Storage Tank Solutions for Drilling OperationsWed, 01/22/2014 - 11:29
Baja Tank Manufacturing is spreading out from its base in Baja California as a distributor and leaser of storage tanks to cater to the needs of the Mexican oil and gas industry. Since 1999, it has sold more than 6,000 storage tanks to predominantly US buyers, but as a Mexican enterprise, it sees growing potential south of the border. Counting on the support of its sister companies, Gimco and Montank in Mexico, and ER Manufacturing in the US, Baja Tank now provides storage tanks to many PEMEX contractors, including Halliburton, Schlumberger, M-I SWACO, and Calfrac. Commonly known as frac tanks, Baja Tank’s units are used to deposit all sorts of by-products, including brine, drilling fluids, and mud, among other materials. Baja Tank modifies its products to various needs. One type of tank has a pipe connector that allows fluids stored inside to recirculate and prevent sedimentation, while another is dedicated to fluid mixing to produce drilling fluids. Its products have a service life of 15 years with proper maintenance, a longevity Baja Tank claims outpaces its competition.

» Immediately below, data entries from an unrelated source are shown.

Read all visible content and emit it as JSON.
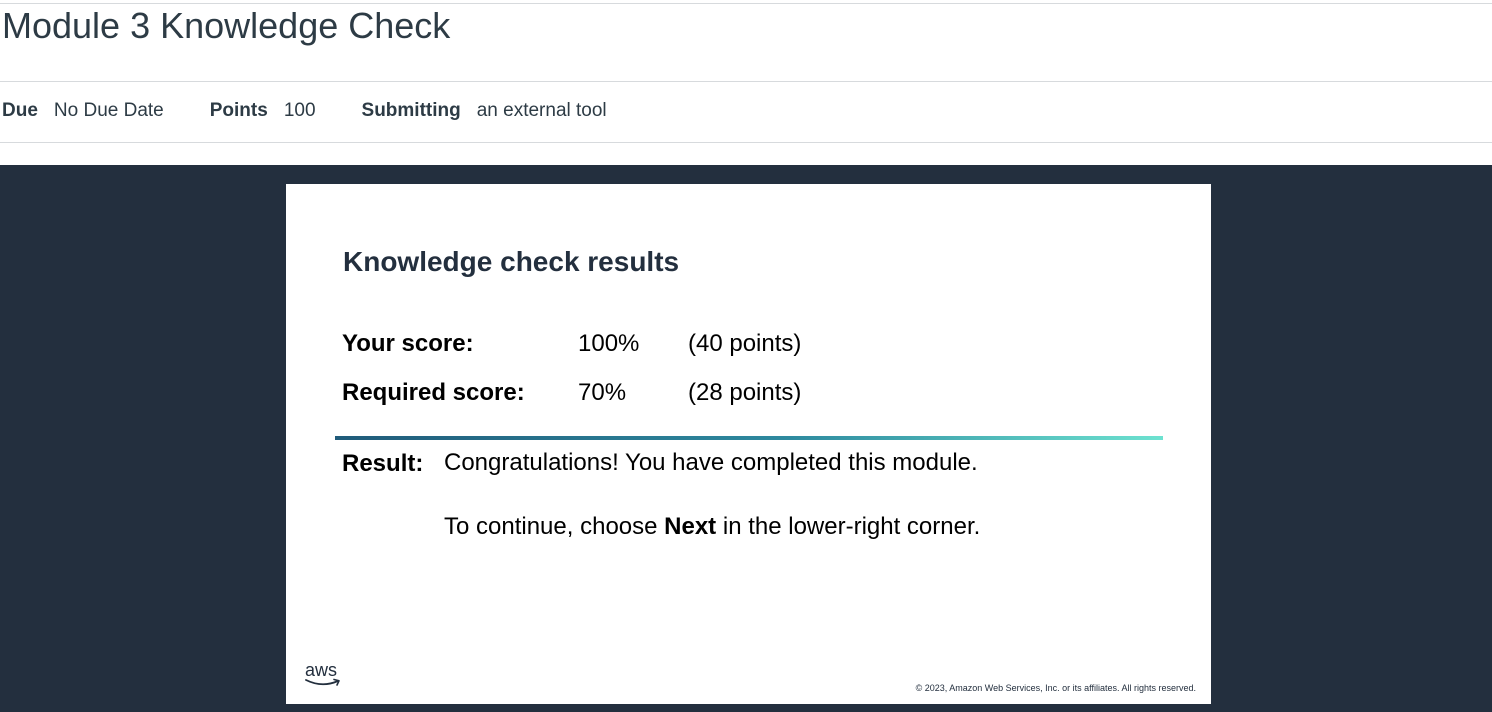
{
  "header": {
    "title": "Module 3 Knowledge Check"
  },
  "meta": {
    "due_label": "Due",
    "due_value": "No Due Date",
    "points_label": "Points",
    "points_value": "100",
    "submitting_label": "Submitting",
    "submitting_value": "an external tool"
  },
  "tool": {
    "title": "Knowledge check results",
    "your_score": {
      "label": "Your score:",
      "percent": "100%",
      "points": "(40 points)"
    },
    "required_score": {
      "label": "Required score:",
      "percent": "70%",
      "points": "(28 points)"
    },
    "result": {
      "label": "Result:",
      "message": "Congratulations! You have completed this module.",
      "continue_before": "To continue, choose ",
      "continue_emphasis": "Next",
      "continue_after": " in the lower-right corner."
    },
    "logo_text": "aws",
    "copyright": "© 2023, Amazon Web Services, Inc. or its affiliates. All rights reserved."
  },
  "colors": {
    "frame_background": "#232f3e",
    "gradient_start": "#205b7a",
    "gradient_end": "#6de2d0",
    "text_dark": "#2d3b45"
  }
}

A decrease in demand for such equipment on the US West Coast led Baja Tank to seek opportunities in Mexico, firstly around the Villahermosa area. Gerardo Huitrón, Director General of Baja Tank, says this move has paid off with the netting of A-list clients like Halliburton and Schlumberger. “We have more than 200 tanks which are all currently leased, and our manufacturing activities are increasing. We have also created customized tanks exclusively for Schlumberger by combining engineering efforts between their crew and our team in Ensenada,” he says. The company’s tanks are already being used at wells located in areas such as Altamira, Panuco, Magallanes, and Carrizo.
As the company decided to move deeper south into Mexico, it did not have to change any of its tanks’ specifications. “Having been a long-time supplier to the US market, Baja Tank’s adherence to solid quality standards has allowed us to avoid any difficulties when offering our products to the Mexican oil and gas industry. We have never had a complaint about any tank since the company began operations 14 years ago and we have passed every auditing held by our clients,” Huitrón affirms. Nonetheless, one important challenge is related to the high concentration of acids that are utilized in drilling operations, which must be stored in specialized tanks. Consequently, Huitrón views this as an area of opportunity that Baja Tank could take on by partnering with other companies that have specialized materials for such projects. “We need to prepare ourselves to tackle this attractive market,” Huitrón points out.
Baja Tank’s current portfolio reaches the majority of Mexico’s oil regions. The company has branches and tanks available in Monterrey, Reynosa, Poza Rica, and Villahermosa. Moreover, as a result of a hike in the demand for storage tanks, a new manufacturing plant was opened in Monterrey to cover the surrounding areas. “At the moment, by working with 160 employees at full capacity during three shifts, we are capable of building 14 tanks per week in Ensenada and four in Monterrey. We plan to increase our capabilities in Monterrey to eight, and expand our business line to 400 tanks,” Huitrón specifies. Although heavy investment is required for these new units, Baja Tank’s current strategy is to continue collecting returns on its leased tanks and create synergies in the industry to increase its supply capacity.
Baja Tank’s business expectations are high as new drilling operations in the north of Mexico begin. A new area of opportunity is also rearing its head. “Natural gas production in the Burgos Basin will require large volumes of water, and we know that this resource is scarce in the region. The possibility of becoming a water supplier through our storage tanks becomes very interesting,” Huitrón asserts. A very similar process has already been implemented in the US for a long time, where a certain number of storage tanks filled with water are taken to the field. After drilling operations are completed, the tanks are refilled with the contaminated fluids and serve as storage units until vacuum trucks arrive to take the waste away. But despite this opportunity, Huitrón is cautious. Although contemplating potential partnerships to enter the water supply market, Baja Tank is mindful that is first priority remains taking care of its current client base. “Above all, our main focus is quality. There is no such thing as good or bad quality, but just plain quality. This is why we aim for our clients to leave the operation of the tanks to us so that we can guarantee reliable safety standards,” Huitrón outlines. The company also enforces a bi-monthly accident prevention maintenance policy, where its staff goes to each worksite and inspects each storage tank’s conditions. “We always ask our clients to focus on their core business and allow our team to take care of their fluid storage needs. This has become an essential aspect of our work,” he concludes.